Don't focus too much on what the athletes looks like because in many cases, nowadays, African countries will exclude athletes from youth and junior completions because they look old. Although there have some really old looking athletes in age level competitions, but several years ago African countries started excluding really old looking dudes to add some legitimacy to the process, when in fact they don’t care how old the athlete actually is. What is sad, age fraud doesn’t just affect American and other countries, but it denies opportunities for age appropriate African athletes. Among the males, it is very rare for Kenyan Secondary School Champion to even be invited to compete for a spot on the youth or junior national team. The Youth and Junior athletes are usually unknown athletes with no grade school and age group performances that would document their age and who have been training in professional training groups. People perhaps think of age cheating as 20 year old posing as an 17 year old, in some cases, these athletes are in their late 20s competing in World Youth competitions.
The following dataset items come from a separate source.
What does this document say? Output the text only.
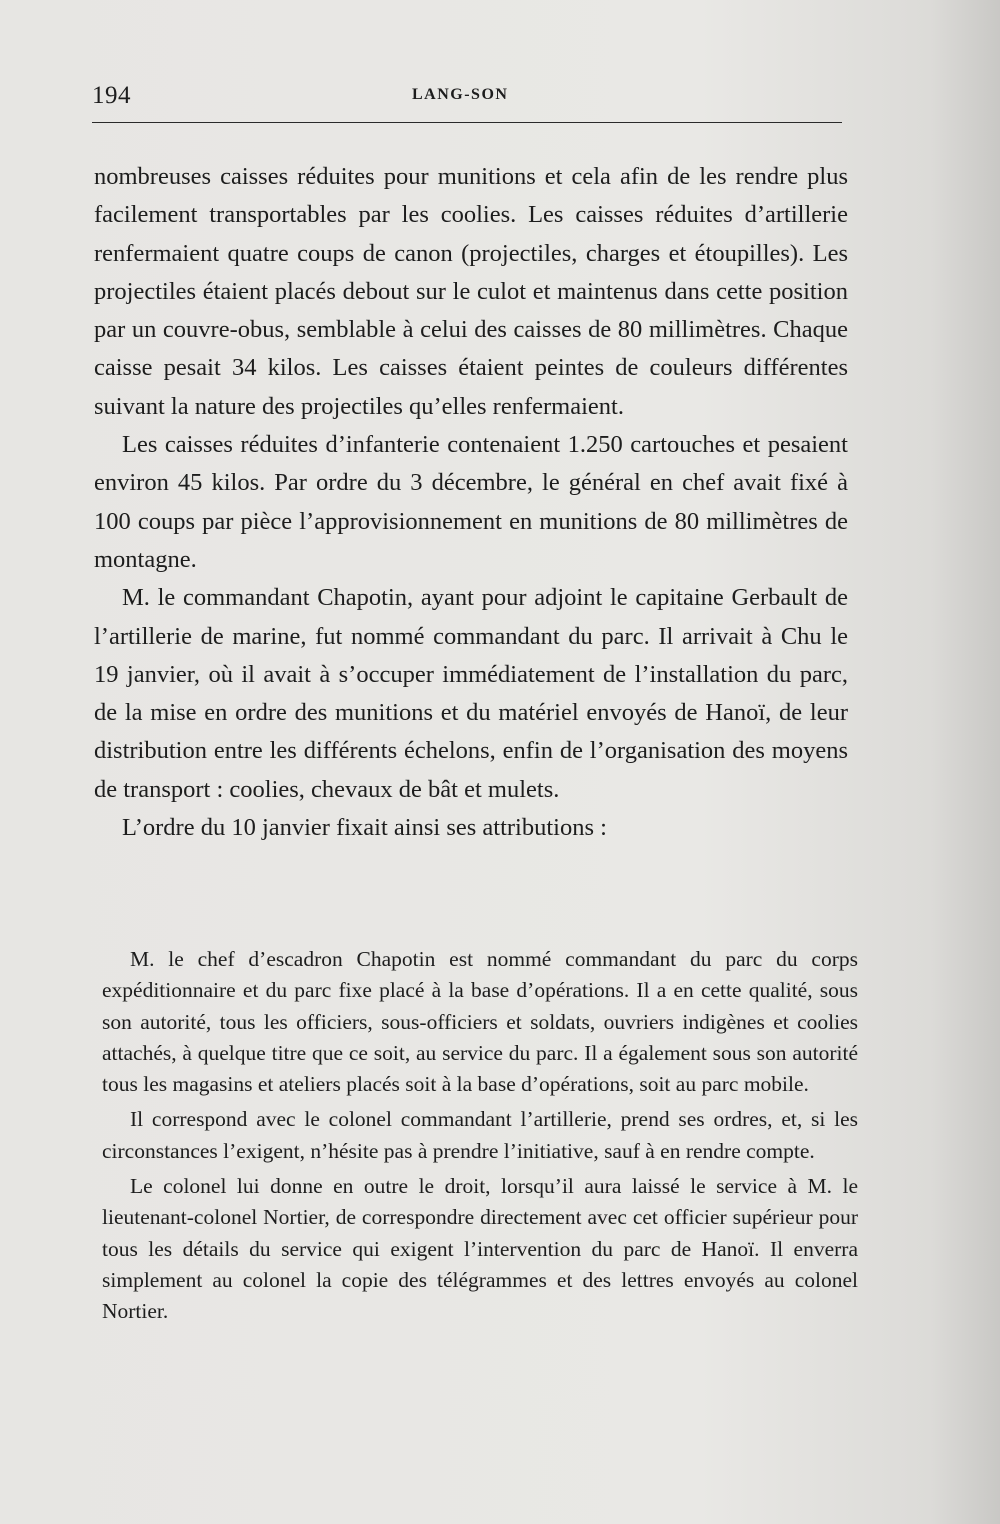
194	LANG-SON

nombreuses caisses réduites pour munitions et cela afin de les rendre plus facilement transportables par les coolies. Les caisses réduites d’artillerie renfermaient quatre coups de canon (projectiles, charges et étoupilles). Les projectiles étaient placés debout sur le culot et maintenus dans cette position par un couvre-obus, semblable à celui des caisses de 80 millimètres. Chaque caisse pesait 34 kilos. Les caisses étaient peintes de couleurs différentes suivant la nature des projectiles qu’elles renfermaient.

Les caisses réduites d’infanterie contenaient 1.250 cartouches et pesaient environ 45 kilos. Par ordre du 3 décembre, le général en chef avait fixé à 100 coups par pièce l’approvisionnement en munitions de 80 millimètres de montagne.

M. le commandant Chapotin, ayant pour adjoint le capitaine Gerbault de l’artillerie de marine, fut nommé commandant du parc. Il arrivait à Chu le 19 janvier, où il avait à s’occuper immédiatement de l’installation du parc, de la mise en ordre des munitions et du matériel envoyés de Hanoï, de leur distribution entre les différents échelons, enfin de l’organisation des moyens de transport : coolies, chevaux de bât et mulets.

L’ordre du 10 janvier fixait ainsi ses attributions :

M. le chef d’escadron Chapotin est nommé commandant du parc du corps expéditionnaire et du parc fixe placé à la base d’opérations. Il a en cette qualité, sous son autorité, tous les officiers, sous-officiers et soldats, ouvriers indigènes et coolies attachés, à quelque titre que ce soit, au service du parc. Il a également sous son autorité tous les magasins et ateliers placés soit à la base d’opérations, soit au parc mobile.

Il correspond avec le colonel commandant l’artillerie, prend ses ordres, et, si les circonstances l’exigent, n’hésite pas à prendre l’initiative, sauf à en rendre compte.

Le colonel lui donne en outre le droit, lorsqu’il aura laissé le service à M. le lieutenant-colonel Nortier, de correspondre directement avec cet officier supérieur pour tous les détails du service qui exigent l’intervention du parc de Hanoï. Il enverra simplement au colonel la copie des télégrammes et des lettres envoyés au colonel Nortier.
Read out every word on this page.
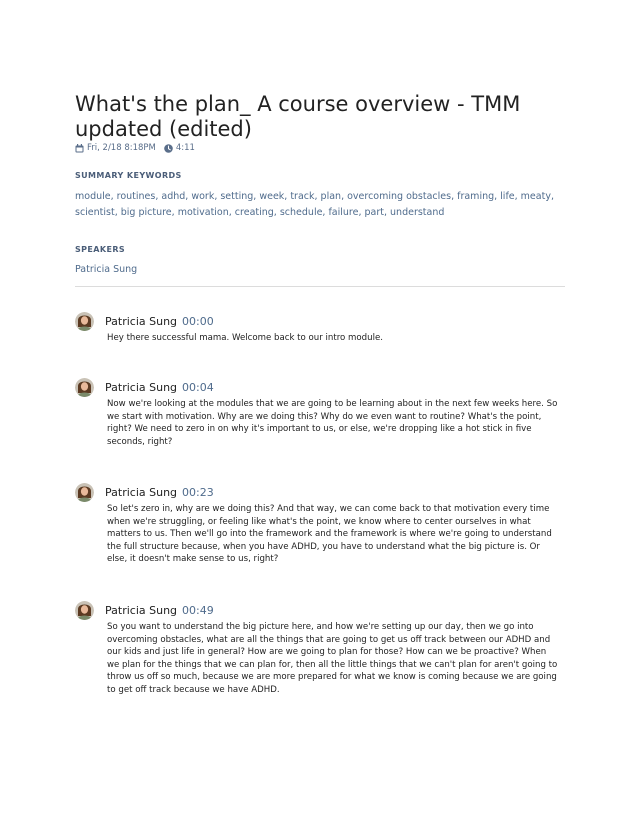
What's the plan_ A course overview - TMM updated (edited)
Fri, 2/18 8:18PM 4:11
SUMMARY KEYWORDS
module, routines, adhd, work, setting, week, track, plan, overcoming obstacles, framing, life, meaty, scientist, big picture, motivation, creating, schedule, failure, part, understand
SPEAKERS
Patricia Sung
Patricia Sung 00:00
Hey there successful mama. Welcome back to our intro module.
Patricia Sung 00:04
Now we're looking at the modules that we are going to be learning about in the next few weeks here. So we start with motivation. Why are we doing this? Why do we even want to routine? What's the point, right? We need to zero in on why it's important to us, or else, we're dropping like a hot stick in five seconds, right?
Patricia Sung 00:23
So let's zero in, why are we doing this? And that way, we can come back to that motivation every time when we're struggling, or feeling like what's the point, we know where to center ourselves in what matters to us. Then we'll go into the framework and the framework is where we're going to understand the full structure because, when you have ADHD, you have to understand what the big picture is. Or else, it doesn't make sense to us, right?
Patricia Sung 00:49
So you want to understand the big picture here, and how we're setting up our day, then we go into overcoming obstacles, what are all the things that are going to get us off track between our ADHD and our kids and just life in general? How are we going to plan for those? How can we be proactive? When we plan for the things that we can plan for, then all the little things that we can't plan for aren't going to throw us off so much, because we are more prepared for what we know is coming because we are going to get off track because we have ADHD.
What is equally sad is the fact that the IAAF allows this to happen. The fact is, most Kenyans for example, born in the last 20 years have a documented record of their birth and/or a number of ways to approximate their age. Other sports take age cheating much more seriously, FIFA for example has banded entire national teams for age cheating and routinely uses bone scans and dental X-rays when an athlete’s age is in question. If FIFA finds more than 3 athletes on a team overage, they simple exclude the entire team from competition.